France | France, Cour d'appel de Paris, Pôle 6 - chambre 5, 20 avril 2017, 14/03921


RÉPUBLIQUE FRANÇAISE

AU NOM DU PEUPLE FRANÇAIS



COUR D'APPEL DE PARIS

Pôle 6 - Chambre 5



ARRÊT DU 20 Avril 2017

(n° , 5 pages)



Numéro d'inscription au répertoire général : S 14/03921



Décision déférée à la Cour : jugement rendu le 18 Mars 2014 par le Conseil de prud'hommes - Formation de départage de PARIS RG n° 12/00094





APPELANTE

Madame [Z] [V]

[Adresse 1]

[Localité 1]

comparante en personne, assistée de Me Jérôme BORZAKIAN, avocat au barreau d

e PARIS, toque : G0242, substitué par Me Xavier COURTEILLE, avocat au barreau de PARIS, toque : G0242







INTIMEE

SA SOCIÉTÉ FOSSIL

[Adresse 2]

[Localité 2]

N° SIRET : 6...

RÉPUBLIQUE FRANÇAISE

AU NOM DU PEUPLE FRANÇAIS

COUR D'APPEL DE PARIS

Pôle 6 - Chambre 5

ARRÊT DU 20 Avril 2017

(n° , 5 pages)

Numéro d'inscription au répertoire général : S 14/03921

Décision déférée à la Cour : jugement rendu le 18 Mars 2014 par le Conseil de prud'hommes - Formation de départage de PARIS RG n° 12/00094

APPELANTE

Madame [Z] [V]

[Adresse 1]

[Localité 1]

comparante en personne, assistée de Me Jérôme BORZAKIAN, avocat au barreau de PARIS, toque : G0242, substitué par Me Xavier COURTEILLE, avocat au barreau de PARIS, toque : G0242

INTIMEE

SA SOCIÉTÉ FOSSIL

[Adresse 2]

[Localité 2]

N° SIRET : 675 68 0 5 166

représentée par Me Florence DREVET-WOLFF, avocat au barreau de STRASBOURG

COMPOSITION DE LA COUR :

En application des dispositions de l'article 945-1 du code de procédure civile, l'affaire a été débattue le 3 mars 2017, en audience publique, les parties ne s'y étant pas opposées, devant Monsieur Stéphane MEYER, Conseiller, chargé du rapport.
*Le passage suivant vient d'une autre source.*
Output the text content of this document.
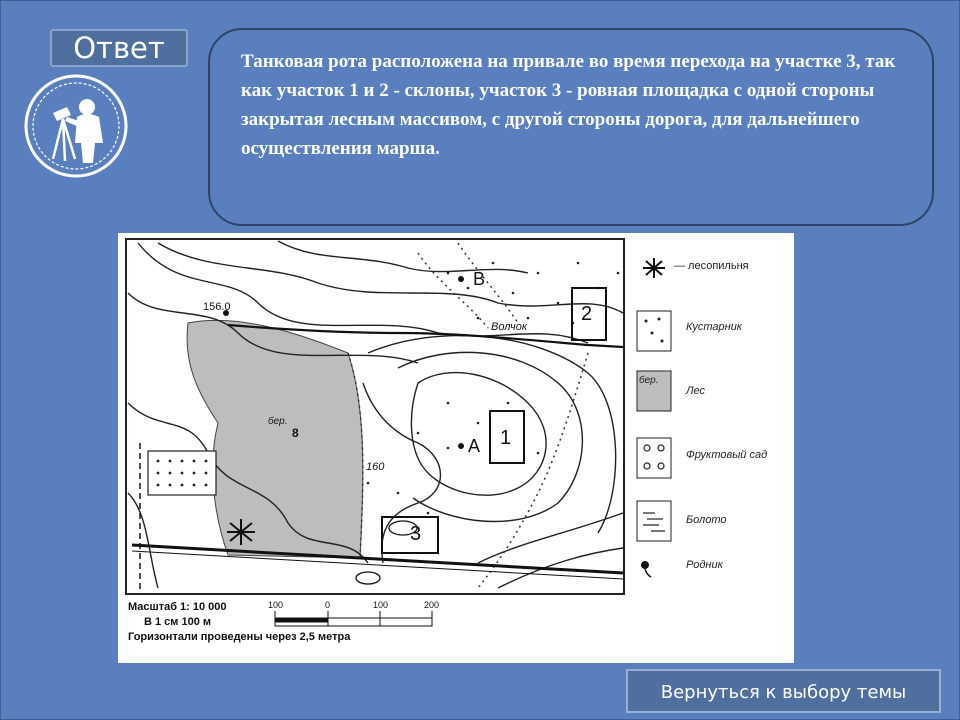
Ответ	Танковая рота расположена на привале во время перехода на участке 3, так как участок 1 и 2 - склоны, участок 3 - ровная площадка с одной стороны закрытая лесным массивом, с другой стороны дорога, для дальнейшего осуществления марша.

156.0
160
Волчок
А
В
1
2
3
бер.
8
— лесопильня
Кустарник
бер.
Лес
Фруктовый сад
Болото
Родник
Масштаб 1: 10 000
В 1 см 100 м
Горизонтали проведены через 2,5 метра
100	0	100	200
Вернуться к выбору темы
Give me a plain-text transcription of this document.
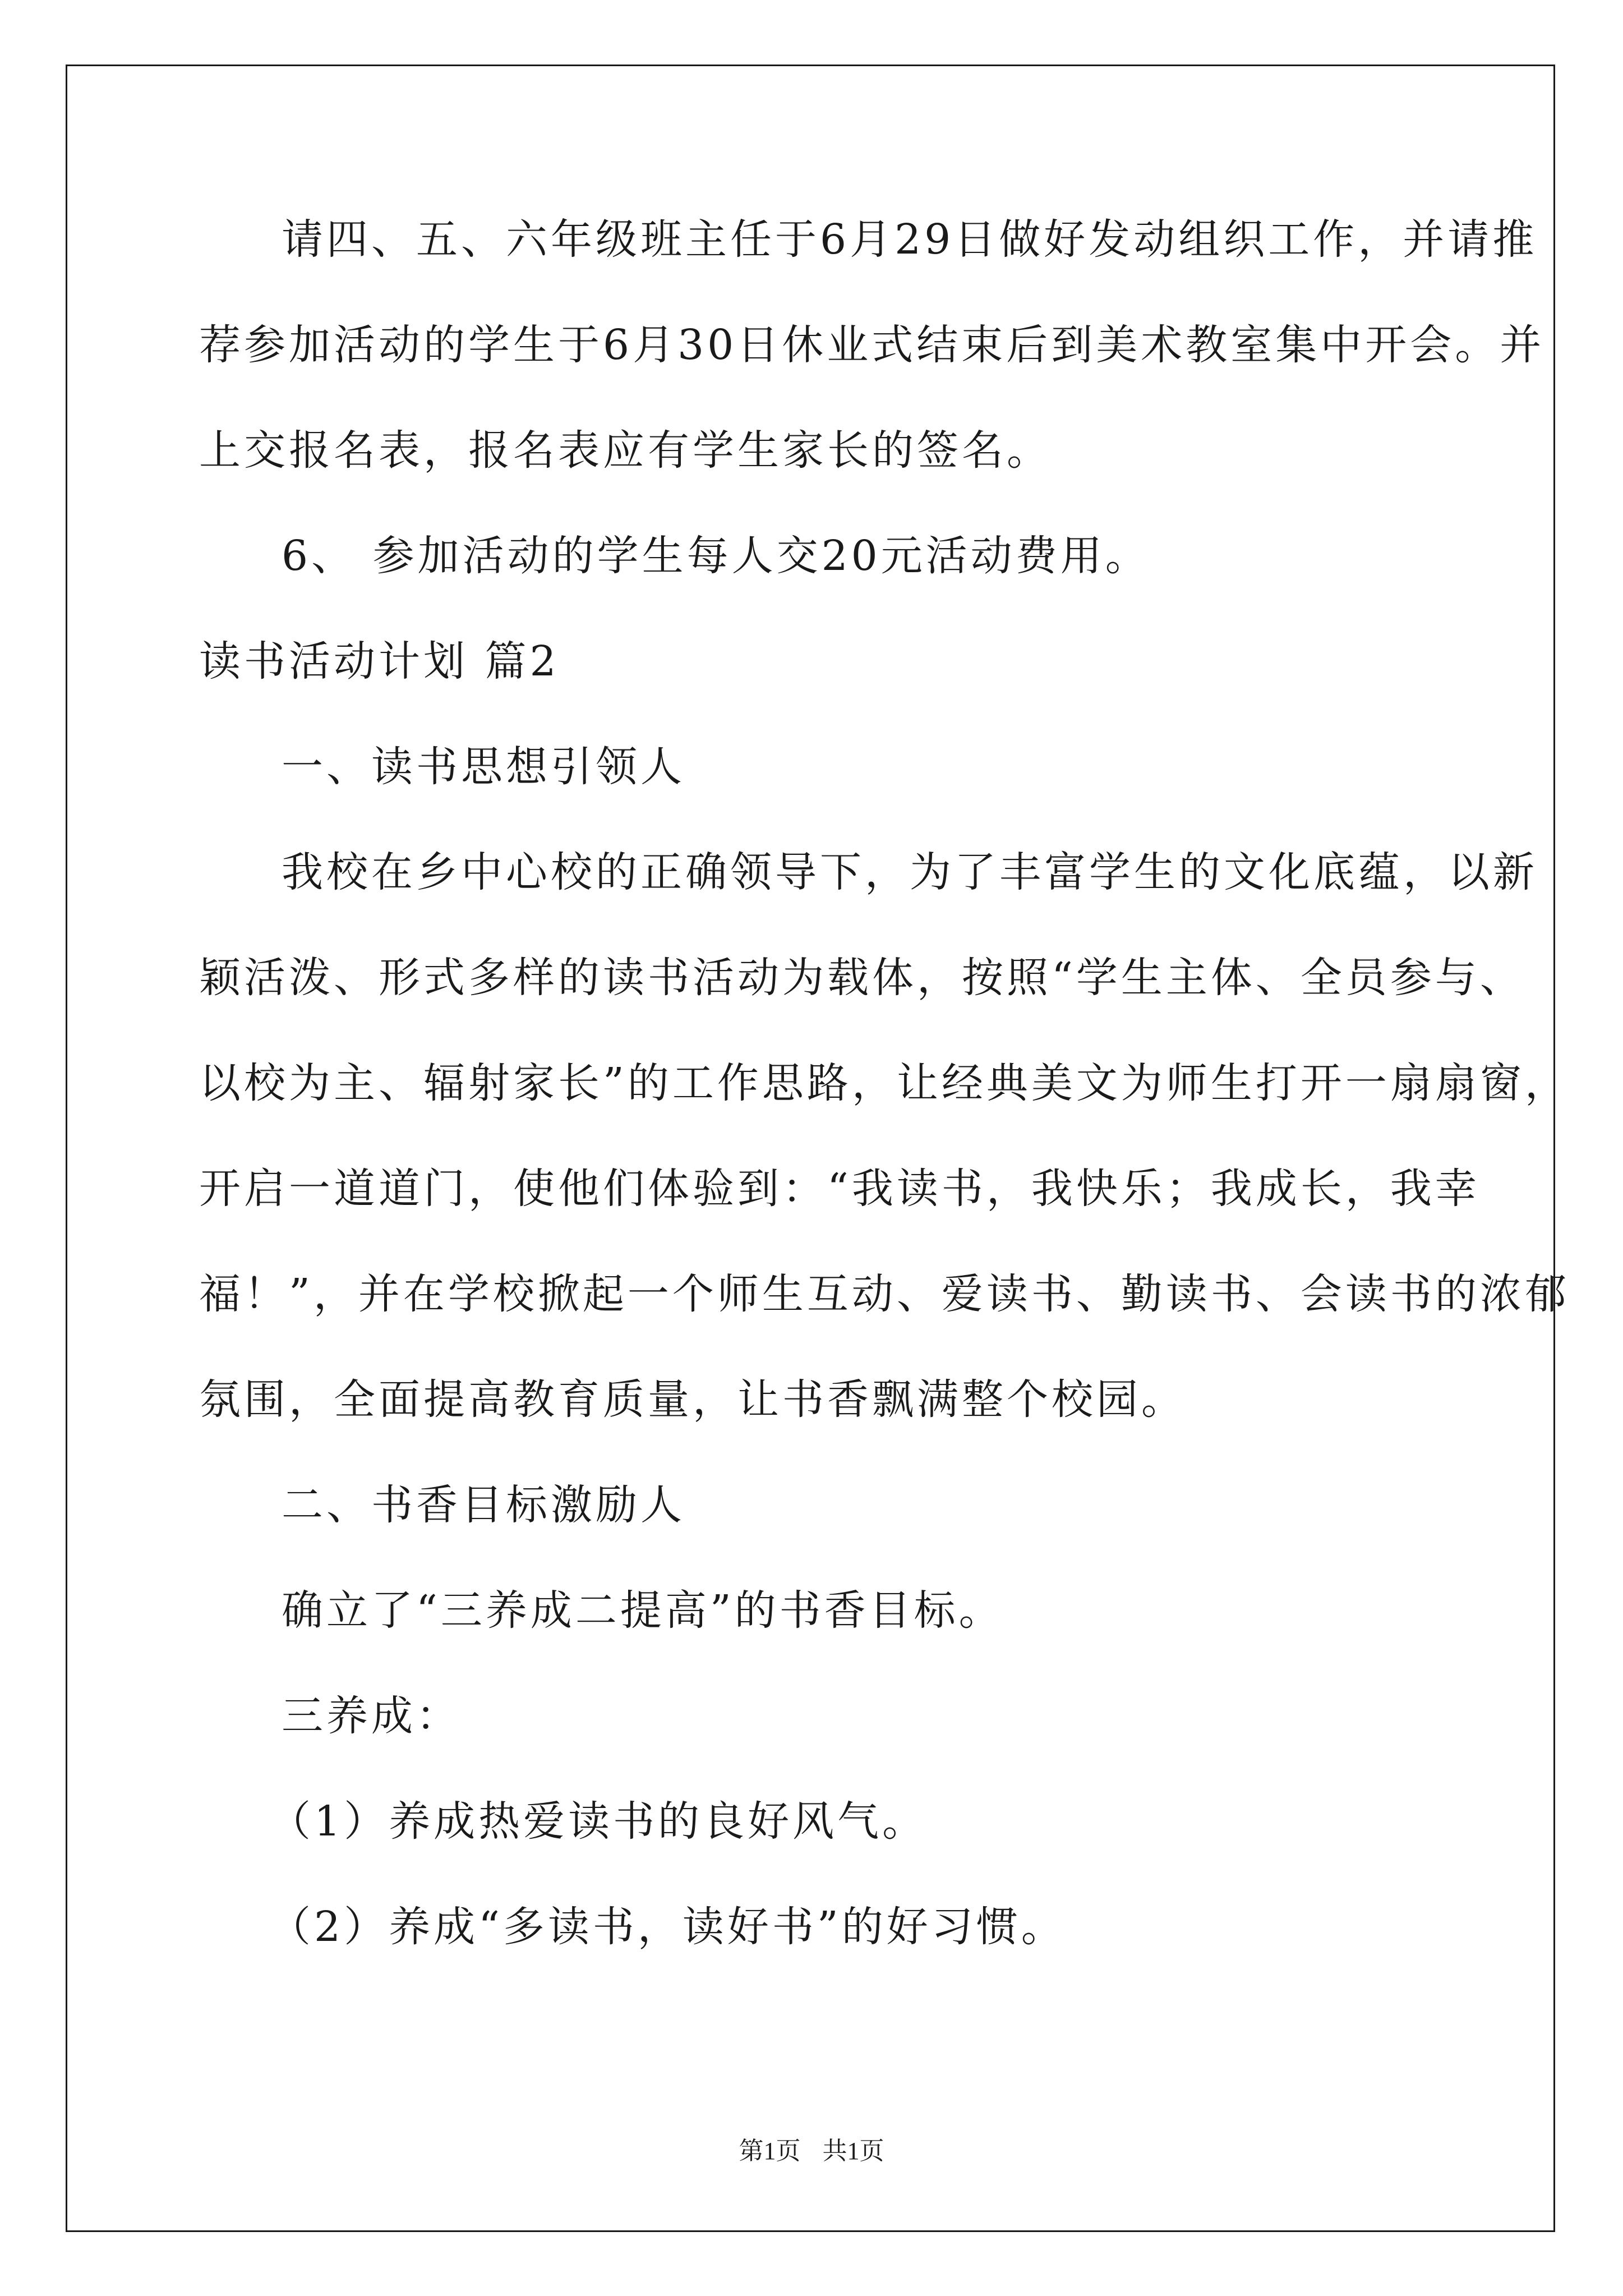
请四、五、六年级班主任于6月29日做好发动组织工作，并请推
荐参加活动的学生于6月30日休业式结束后到美术教室集中开会。并
上交报名表，报名表应有学生家长的签名。
6、 参加活动的学生每人交20元活动费用。
读书活动计划 篇2
一、读书思想引领人
我校在乡中心校的正确领导下，为了丰富学生的文化底蕴，以新
颖活泼、形式多样的读书活动为载体，按照“学生主体、全员参与、
以校为主、辐射家长”的工作思路，让经典美文为师生打开一扇扇窗，
开启一道道门，使他们体验到：“我读书，我快乐；我成长，我幸
福！”，并在学校掀起一个师生互动、爱读书、勤读书、会读书的浓郁
氛围，全面提高教育质量，让书香飘满整个校园。
二、书香目标激励人
确立了“三养成二提高”的书香目标。
三养成：
（1）养成热爱读书的良好风气。
（2）养成“多读书，读好书”的好习惯。
第1页 共1页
Ce magistrat a rendu compte des plaidoiries dans le délibéré de la Cour, composée de :

Madame Mariella LUXARDO, présidente

Monsieur Stéphane MEYER, conseiller

Madame Isabelle MONTAGNE, conseillère

Greffier : Mme Christelle RIBEIRO, lors des débats

ARRET :

- contradictoire

- mise à disposition de l'arrêt au greffe de la Cour, les parties en ayant été préalablement avisées dans les conditions prévues au deuxième alinéa de l'article 450 du Code de procédure civile.

- signé par Madame Mariella LUXARDO, présidente et par Madame Christine LECERF, greffière à laquelle la minute de la décision a été remise par le magistrat signataire.

Madame [Z] [V] a été engagée par la société FOSSIL, pour une durée indéterminée à compter du 1er septembre 2009, en qualité de démonstratrice.

Par lettre du 3 novembre 2011, Madame [V] était convoquée pour le 16 novembre à un entretien préalable à son licenciement, lequel lui a été notifié le 9 décembre 2011 suivant pour avoir refusé un changement de lieu de travail de façon injustifiée.

Son salaire moyen des six derniers mois s'élève à 2 701,50 euros.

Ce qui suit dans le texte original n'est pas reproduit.